The Dark Side of AI

August 14, 2024

The speed and scale at which large language models (LLMs) have captured the attention of investors, the public, and tech startups cannot be overstated. This technology will undoubtedly revolutionize not only our personal interactions with technology but also business, analysis, medicine, and nearly every industry in some capacity. However, there is a dark side to this revolutionary technology. As the founder of Linux, Linus Torvalds, often stated, “With great power comes great responsibility.”

Bad actors have already begun leveraging these LLMs for nefarious purposes, and cybersecurity professionals have been highlighting proof-of-concepts to warn of various ways these models can be exploited. This blog will point out some of the early examples and known vulnerabilities of these LLMs and speculate on where they could lead us in the not-so-distant future.

Types of LLM Exploitation

Prompt Injection – Exploitation of LLMs for nefarious purposes has manifested in various forms. One prevalent method is prompt injection, which ranges from straightforward to sophisticated techniques. At its basic level, malicious users attempt to bypass security filters by presenting prompts in a manner that deceives the LLM into providing unintended responses. For instance, they might present multiple prompts where one is benign and the other malicious, hoping the model responds to the malicious one. This creates a continual challenge for developers and security experts who must constantly adapt to new tactics. On the more advanced end of prompt injection, techniques like encoding malicious questions in base64 can evade security measures by using encoded prompts to evade detection of harmful content. Developers are made aware of these types of obfuscations and appear quick to mitigate them in later releases.

Jailbreaking – Jailbreaking GPT models and prompt injection share significant similarities. When bad actors successfully devise a sophisticated set of prompts that circumvent multiple security measures, such as crafting prompts to generate malware, and the LLM consistently responds, it qualifies as a “jailbroken LLM.” In this compromised state, the model retains these malicious prompts, enabling users to interact with it normally while evading security filters. These jailbroken models are actively traded on the dark web for various illicit purposes.

One notorious example is FraudGPT, prominently featured on the dark web. It purports to execute a wide range of malicious activities, including generating phishing emails, creating keyloggers, producing malware in multiple programming languages, obfuscating malware to evade detection, scanning websites for vulnerabilities, crafting phishing pages, and more. The below image was extracted from a dark web site selling subscriptions of their version of a jailbroken LLM. If you want to learn more about Jailbreak GPTs you should check our a previously written DarkOwl blog that dives deeper into these GPTs.

Training Data Poisoning – Emerging as a significant concern for cybersecurity professionals and LLM engineers, in this method, threat actors and black hat hackers introduce malicious data during the model training process. This tainted training data becomes embedded in the model’s algorithms, eliminating the need for prompt injection. Consequently, malicious or unsafe responses are ingrained in the model’s core functionalities. Depending on the nature of the maliciously infused data, this could potentially enable outputs ranging from the generation of malware to the production of deepfakes and dissemination of misinformation directly from the model’s core algorithm.

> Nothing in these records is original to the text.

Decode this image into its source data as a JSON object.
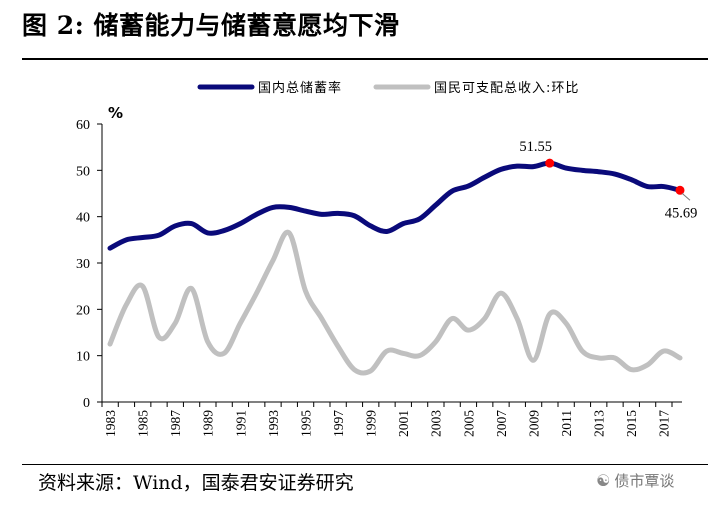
{
  "title": "图 2:  储蓄能力与储蓄意愿均下滑",
  "source": "资料来源：Wind，国泰君安证券研究",
  "watermark": "债市覃谈",
  "chart_data": {
    "type": "line",
    "ylabel": "%",
    "ylim": [
      0,
      60
    ],
    "yticks": [
      0,
      10,
      20,
      30,
      40,
      50,
      60
    ],
    "xlim": [
      1983,
      2018
    ],
    "xticks": [
      "1983",
      "1985",
      "1987",
      "1989",
      "1991",
      "1993",
      "1995",
      "1997",
      "1999",
      "2001",
      "2003",
      "2005",
      "2007",
      "2009",
      "2011",
      "2013",
      "2015",
      "2017"
    ],
    "legend_position": "top",
    "series": [
      {
        "name": "国内总储蓄率",
        "color": "#0a0a7a",
        "x": [
          1983,
          1984,
          1985,
          1986,
          1987,
          1988,
          1989,
          1990,
          1991,
          1992,
          1993,
          1994,
          1995,
          1996,
          1997,
          1998,
          1999,
          2000,
          2001,
          2002,
          2003,
          2004,
          2005,
          2006,
          2007,
          2008,
          2009,
          2010,
          2011,
          2012,
          2013,
          2014,
          2015,
          2016,
          2017,
          2018
        ],
        "values": [
          33.2,
          35.0,
          35.5,
          36.0,
          38.0,
          38.5,
          36.5,
          37.0,
          38.5,
          40.5,
          42.0,
          42.0,
          41.2,
          40.5,
          40.7,
          40.2,
          38.0,
          36.8,
          38.5,
          39.5,
          42.5,
          45.5,
          46.6,
          48.5,
          50.2,
          50.9,
          50.8,
          51.55,
          50.5,
          50.0,
          49.7,
          49.2,
          48.0,
          46.5,
          46.5,
          45.69
        ]
      },
      {
        "name": "国民可支配总收入:环比",
        "color": "#c0c0c0",
        "x": [
          1983,
          1984,
          1985,
          1986,
          1987,
          1988,
          1989,
          1990,
          1991,
          1992,
          1993,
          1994,
          1995,
          1996,
          1997,
          1998,
          1999,
          2000,
          2001,
          2002,
          2003,
          2004,
          2005,
          2006,
          2007,
          2008,
          2009,
          2010,
          2011,
          2012,
          2013,
          2014,
          2015,
          2016,
          2017,
          2018
        ],
        "values": [
          12.5,
          21.0,
          25.0,
          14.0,
          17.0,
          24.5,
          13.0,
          10.5,
          17.0,
          23.5,
          30.5,
          36.5,
          24.0,
          18.0,
          12.0,
          7.0,
          6.7,
          11.0,
          10.5,
          10.0,
          13.0,
          18.0,
          15.5,
          18.0,
          23.5,
          18.0,
          9.0,
          19.0,
          17.0,
          11.0,
          9.5,
          9.5,
          7.0,
          8.0,
          11.0,
          9.5
        ]
      }
    ],
    "annotations": [
      {
        "series": 0,
        "x": 2010,
        "label": "51.55",
        "position": "above"
      },
      {
        "series": 0,
        "x": 2018,
        "label": "45.69",
        "position": "below"
      }
    ],
    "highlight_color": "#ff0000"
  }
}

Leakage – Leakage refers to various methods that enable LLMs to return sensitive data inadvertently captured during training, which was not intended for redistribution to users. This includes access tokens, personally identifiable information, cookies, and other data types assimilated during the model’s training phase. Such leaks can happen through prompt injection or more advanced techniques. Below is an example posted on X of a user whose cell phone number was captured and used in the output of an OpenAI ChatGPT response. As these models get access to more and more user data, you can imagine the impact of these leakages becoming even more concerning.

AI Agents – This represents a slightly more sophisticated form of exploitation compared to our previous examples. With the rise of AI integration in programming and its accessibility via APIs, there is a burgeoning interest in “AI Agents.” These agents operate autonomously and sometimes possess special privileges on the host computer. For instance, a program could scan files, read data, copy logs, inspect system defenses like Windows Defender, and relay this information to an LLM. Each “agent” is tasked with retrieving specific information—such as scanning logs for leaked passwords or identifying vulnerabilities in a WordPress instance running on a server—using the LLM model. Finally, another agent might execute commands on the host computer based on the information gathered. These agents perform autonomous actions, resembling a sophisticated virus operating intelligently within your environment.

Summary

As we explore the realm of Large Language Models, their rapid advancement offers promising potential across diverse industries—from streamlining business processes to advancing medical diagnostics. However, alongside these opportunities, there are significant challenges. Malicious actors exploit vulnerabilities such as prompt injection and training data poisoning, utilizing these powerful tools for cyber threats and manipulation. It’s crucial to remain vigilant and aware of potential misuse of these tools and mitigate the risk—from potential data breaches to orchestrated misinformation or even AI agent malware.